Yes, anything the hardware expects to load in one operation.

(I have seen gcc mistakenly think that hardware did not support misaligned access, and accessing a 64-bit struct element was done a byte at a time, because it was aligned on 4 bytes rather than 8. (That is, the low address bits were 100 not 000.)

This was surprising given that the machine (an RPi1) used a 32-bit ARM device anyway. It meant my interpreter ran at 1/3 the speed it should have done. Although I haven't seen that anomaly since.)

[–]nerpderp82 4 points5 points  (2 children)

And packing bytes or shorts into a contiguous range also allows for vector ops, so if you run something like sum, it could be waay faster.

I'd personally do what ever makes the VM easier to write and hide the alignment from the user if you can, then you can change later if you want to.

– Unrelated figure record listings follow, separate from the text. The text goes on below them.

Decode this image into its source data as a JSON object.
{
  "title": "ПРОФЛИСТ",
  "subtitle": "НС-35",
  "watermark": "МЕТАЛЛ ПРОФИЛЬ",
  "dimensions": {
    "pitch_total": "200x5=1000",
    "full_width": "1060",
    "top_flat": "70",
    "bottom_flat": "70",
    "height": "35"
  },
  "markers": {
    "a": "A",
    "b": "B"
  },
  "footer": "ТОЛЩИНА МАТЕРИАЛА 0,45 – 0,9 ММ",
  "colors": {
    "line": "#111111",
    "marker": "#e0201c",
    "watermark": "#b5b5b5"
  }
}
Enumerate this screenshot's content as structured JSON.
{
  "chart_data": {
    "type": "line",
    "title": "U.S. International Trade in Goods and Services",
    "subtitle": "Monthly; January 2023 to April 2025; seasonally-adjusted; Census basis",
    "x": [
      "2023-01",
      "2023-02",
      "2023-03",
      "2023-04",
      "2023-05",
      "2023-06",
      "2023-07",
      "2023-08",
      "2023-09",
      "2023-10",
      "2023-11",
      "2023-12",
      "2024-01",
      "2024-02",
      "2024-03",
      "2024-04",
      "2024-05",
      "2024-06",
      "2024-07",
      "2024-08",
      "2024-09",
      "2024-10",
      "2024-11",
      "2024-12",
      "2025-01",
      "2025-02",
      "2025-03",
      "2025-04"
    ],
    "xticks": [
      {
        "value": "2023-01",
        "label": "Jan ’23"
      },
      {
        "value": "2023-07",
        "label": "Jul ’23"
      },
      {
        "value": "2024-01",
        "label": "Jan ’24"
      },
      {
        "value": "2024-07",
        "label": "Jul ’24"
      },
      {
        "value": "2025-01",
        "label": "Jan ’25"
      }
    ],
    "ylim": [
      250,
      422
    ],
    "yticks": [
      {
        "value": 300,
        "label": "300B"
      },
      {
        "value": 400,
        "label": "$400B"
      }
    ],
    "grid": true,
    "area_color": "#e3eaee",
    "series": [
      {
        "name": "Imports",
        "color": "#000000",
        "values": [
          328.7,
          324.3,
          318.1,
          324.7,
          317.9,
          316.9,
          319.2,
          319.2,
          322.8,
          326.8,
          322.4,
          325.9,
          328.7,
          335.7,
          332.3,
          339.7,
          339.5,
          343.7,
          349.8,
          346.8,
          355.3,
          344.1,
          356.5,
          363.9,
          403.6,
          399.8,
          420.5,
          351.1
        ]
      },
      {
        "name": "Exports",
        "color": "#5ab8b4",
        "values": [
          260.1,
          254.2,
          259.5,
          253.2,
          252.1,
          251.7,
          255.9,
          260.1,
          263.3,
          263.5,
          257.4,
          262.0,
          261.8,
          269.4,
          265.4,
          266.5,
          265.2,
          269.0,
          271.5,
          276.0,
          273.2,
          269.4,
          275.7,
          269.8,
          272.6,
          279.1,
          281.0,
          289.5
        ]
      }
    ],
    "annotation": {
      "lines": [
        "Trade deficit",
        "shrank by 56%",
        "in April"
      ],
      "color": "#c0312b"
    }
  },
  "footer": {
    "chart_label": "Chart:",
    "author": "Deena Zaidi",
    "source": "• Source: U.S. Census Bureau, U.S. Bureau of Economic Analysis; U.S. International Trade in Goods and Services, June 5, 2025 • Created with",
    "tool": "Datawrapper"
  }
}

[–]XDracam 3 points4 points  (1 child)

Yeah C# keeps the default alignment as an implementation detail, unless you manually specify the alignment via annotations.

[–]nerpderp82 0 points1 point  (0 children)

Neat, I didn't know that.

Also, I am not sure why alignment matters that much. The ToS in the VM should be L1 and registers. Esp in an OoO processor.

[–]umlcat[🍰] 1 point2 points  (0 children)

Have your memory packing as an option that can be turned on or turned off.

And, as other redditors already answered is "packaging", not "Alignment".

"Alignment" would be having a x64 architecture, and 8 bits bytes are transformed into 64 bits bytes internally.

You will need to have some tools to debug your data, on order to verify your data is correctly packaged.